The first Coal and Iron Police were established in Schuylkill County, Pennsylvania, under the supervision of the Pinkerton Detective Agency. Although the Coal and Iron Police nominally existed solely to protect property, in practice the companies used them as strikebreakers.[2] The coal miners called them "Cossacks" and "Yellow Dogs."[3] For one dollar each, the state sold to the mine and steel mill owners commissions conferring police power upon whomever the owners selected. Often common gunmen, hoodlums, and adventurers were hired to fill these commissions and they served their own interests by causing the violence and terror that gave them office. The coal and iron police worked with the Pinkertons to suppress the Molly Maguires.

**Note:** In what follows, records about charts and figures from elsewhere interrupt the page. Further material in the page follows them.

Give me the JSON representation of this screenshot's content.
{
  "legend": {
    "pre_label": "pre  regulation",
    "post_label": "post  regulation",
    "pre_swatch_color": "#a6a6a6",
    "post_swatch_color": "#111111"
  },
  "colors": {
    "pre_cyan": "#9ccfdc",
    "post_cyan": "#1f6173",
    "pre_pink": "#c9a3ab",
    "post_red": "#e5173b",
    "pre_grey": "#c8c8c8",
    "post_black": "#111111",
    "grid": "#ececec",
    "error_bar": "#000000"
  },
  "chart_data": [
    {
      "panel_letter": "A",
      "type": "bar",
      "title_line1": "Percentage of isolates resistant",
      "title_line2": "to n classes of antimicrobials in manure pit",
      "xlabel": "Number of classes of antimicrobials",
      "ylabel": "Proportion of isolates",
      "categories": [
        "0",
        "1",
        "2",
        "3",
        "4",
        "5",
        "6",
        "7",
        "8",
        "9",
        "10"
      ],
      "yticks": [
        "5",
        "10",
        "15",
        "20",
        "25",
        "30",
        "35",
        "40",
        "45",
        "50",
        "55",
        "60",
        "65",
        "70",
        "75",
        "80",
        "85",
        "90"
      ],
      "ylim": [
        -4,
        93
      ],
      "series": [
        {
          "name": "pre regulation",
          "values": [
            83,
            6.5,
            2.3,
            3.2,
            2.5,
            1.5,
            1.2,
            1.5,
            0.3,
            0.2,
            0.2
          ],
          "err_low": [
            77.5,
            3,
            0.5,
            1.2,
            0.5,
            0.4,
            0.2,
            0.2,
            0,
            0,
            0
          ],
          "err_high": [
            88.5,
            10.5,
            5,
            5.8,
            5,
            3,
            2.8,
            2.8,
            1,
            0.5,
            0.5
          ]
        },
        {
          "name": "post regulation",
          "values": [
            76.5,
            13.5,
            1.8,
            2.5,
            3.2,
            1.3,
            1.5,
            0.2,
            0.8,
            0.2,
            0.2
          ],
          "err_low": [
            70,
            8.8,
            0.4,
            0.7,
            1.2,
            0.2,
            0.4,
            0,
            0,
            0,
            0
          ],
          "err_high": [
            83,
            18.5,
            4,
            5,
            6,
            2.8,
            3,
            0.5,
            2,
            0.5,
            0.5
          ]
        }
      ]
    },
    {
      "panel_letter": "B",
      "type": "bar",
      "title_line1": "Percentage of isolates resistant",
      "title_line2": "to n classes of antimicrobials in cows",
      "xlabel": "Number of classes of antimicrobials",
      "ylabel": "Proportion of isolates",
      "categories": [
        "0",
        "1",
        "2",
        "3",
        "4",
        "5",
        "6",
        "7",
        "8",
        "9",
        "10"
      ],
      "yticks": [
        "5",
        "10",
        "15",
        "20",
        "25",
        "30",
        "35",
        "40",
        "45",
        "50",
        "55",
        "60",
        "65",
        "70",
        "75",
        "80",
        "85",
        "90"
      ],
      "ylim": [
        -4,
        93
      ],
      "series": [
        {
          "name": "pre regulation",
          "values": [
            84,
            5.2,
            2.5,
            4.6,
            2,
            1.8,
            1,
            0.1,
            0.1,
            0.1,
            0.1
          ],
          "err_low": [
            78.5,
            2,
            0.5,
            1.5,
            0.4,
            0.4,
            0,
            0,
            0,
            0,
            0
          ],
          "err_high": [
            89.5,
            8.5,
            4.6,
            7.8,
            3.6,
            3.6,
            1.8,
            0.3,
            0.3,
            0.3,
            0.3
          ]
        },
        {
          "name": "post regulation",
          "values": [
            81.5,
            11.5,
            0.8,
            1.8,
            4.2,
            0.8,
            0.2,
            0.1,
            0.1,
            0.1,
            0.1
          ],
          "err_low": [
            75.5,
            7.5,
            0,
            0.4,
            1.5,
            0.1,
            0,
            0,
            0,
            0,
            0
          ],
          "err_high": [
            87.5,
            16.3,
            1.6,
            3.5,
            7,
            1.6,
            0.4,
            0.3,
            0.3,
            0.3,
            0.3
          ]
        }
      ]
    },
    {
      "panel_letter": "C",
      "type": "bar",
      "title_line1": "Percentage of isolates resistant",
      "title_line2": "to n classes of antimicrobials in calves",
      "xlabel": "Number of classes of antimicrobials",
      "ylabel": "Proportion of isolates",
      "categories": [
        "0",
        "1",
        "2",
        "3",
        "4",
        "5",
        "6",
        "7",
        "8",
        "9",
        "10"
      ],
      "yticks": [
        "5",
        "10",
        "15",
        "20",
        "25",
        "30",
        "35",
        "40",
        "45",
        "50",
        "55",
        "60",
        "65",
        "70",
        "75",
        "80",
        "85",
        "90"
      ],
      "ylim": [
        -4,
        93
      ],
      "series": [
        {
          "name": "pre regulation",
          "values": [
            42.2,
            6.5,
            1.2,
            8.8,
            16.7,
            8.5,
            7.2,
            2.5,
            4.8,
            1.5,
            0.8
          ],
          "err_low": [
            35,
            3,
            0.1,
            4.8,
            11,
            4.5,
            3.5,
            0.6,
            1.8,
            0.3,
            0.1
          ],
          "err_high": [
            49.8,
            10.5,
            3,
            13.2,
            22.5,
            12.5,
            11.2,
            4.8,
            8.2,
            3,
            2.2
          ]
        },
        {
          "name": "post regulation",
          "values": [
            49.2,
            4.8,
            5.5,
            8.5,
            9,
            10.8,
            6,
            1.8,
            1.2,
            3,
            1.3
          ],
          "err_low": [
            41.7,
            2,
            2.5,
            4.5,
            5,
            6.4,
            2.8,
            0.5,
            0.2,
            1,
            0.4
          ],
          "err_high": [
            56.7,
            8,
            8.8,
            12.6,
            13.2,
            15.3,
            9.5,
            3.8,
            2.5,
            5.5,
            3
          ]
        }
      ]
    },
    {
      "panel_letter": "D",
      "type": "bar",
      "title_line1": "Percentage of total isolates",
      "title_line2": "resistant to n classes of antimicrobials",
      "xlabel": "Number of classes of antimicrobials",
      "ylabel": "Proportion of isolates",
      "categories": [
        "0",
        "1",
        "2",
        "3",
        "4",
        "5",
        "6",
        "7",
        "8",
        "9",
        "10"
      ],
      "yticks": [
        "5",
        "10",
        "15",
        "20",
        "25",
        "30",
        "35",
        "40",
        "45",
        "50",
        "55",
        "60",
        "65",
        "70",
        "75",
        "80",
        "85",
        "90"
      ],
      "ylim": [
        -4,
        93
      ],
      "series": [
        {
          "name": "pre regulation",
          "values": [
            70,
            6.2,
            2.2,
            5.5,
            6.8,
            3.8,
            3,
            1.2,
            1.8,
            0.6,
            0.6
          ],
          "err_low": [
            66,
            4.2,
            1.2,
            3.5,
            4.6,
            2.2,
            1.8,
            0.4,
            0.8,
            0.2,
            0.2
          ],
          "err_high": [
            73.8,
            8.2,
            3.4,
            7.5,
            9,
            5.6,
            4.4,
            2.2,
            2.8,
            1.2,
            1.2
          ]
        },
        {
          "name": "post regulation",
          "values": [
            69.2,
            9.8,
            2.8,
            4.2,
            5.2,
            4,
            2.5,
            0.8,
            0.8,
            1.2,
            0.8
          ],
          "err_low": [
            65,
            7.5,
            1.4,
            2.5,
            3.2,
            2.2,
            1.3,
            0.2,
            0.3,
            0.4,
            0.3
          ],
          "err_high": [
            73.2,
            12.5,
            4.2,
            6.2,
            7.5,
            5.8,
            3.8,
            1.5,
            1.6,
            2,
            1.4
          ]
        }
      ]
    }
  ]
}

[edit] Beginning of the End

The end of the Coal and Iron Police began in 1902 during what became known as The Great Anthracite Strike. It began May 15 and lasted until October 23. The strike led to violence throughout seven counties and caused a nationwide coal shortage, driving up the price of anthracite coal. The strike did not end until President Theodore Roosevelt intervened. In the aftermath of the strike, there was growing determination that peace and order should be maintained by regularly appointed and responsible officers employed by the public. This led to the formation of the Pennsylvania State Police on May 2, 1905 when Senate Bill 278 was signed into law by Governor Samuel W. Pennypacker.[4] The stated purpose was to act as fire, forest, game and fish wardens, and to protect the farmers, but some observers felt that it really was to serve the interests of the Coal and Iron operators because the same legislation created a "trespassing offense" that wherever a warning sign was displayed; a person could be arrested and fined ten dollars. This was seen as a direct assault on picketing.[5]

However the Coal and Iron Police continued to exist even after the establishment of the state police. Indeed, a July 25, 1922 article dealing with Colver, The Johnstown Tribune noted that additional Coal and Iron Police were hired during the miner's strike of 1922.[6]

In 1931 then Governor Gifford Pinchot revoked all outstanding commissions for private police forces and refused to issue new ones, thereby effectively ending the industrial police system in Pennsylvania.[7] The reasons for his act are not clear and may have included political payback for his defeat in a 1926 campaign by a candidate from Indiana County who had the strong support of the coal and steel operators, a political gesture to the rising labor movement of the 1930s, personal disgust with the excesses of the Coal and Iron Police, or some combination thereof.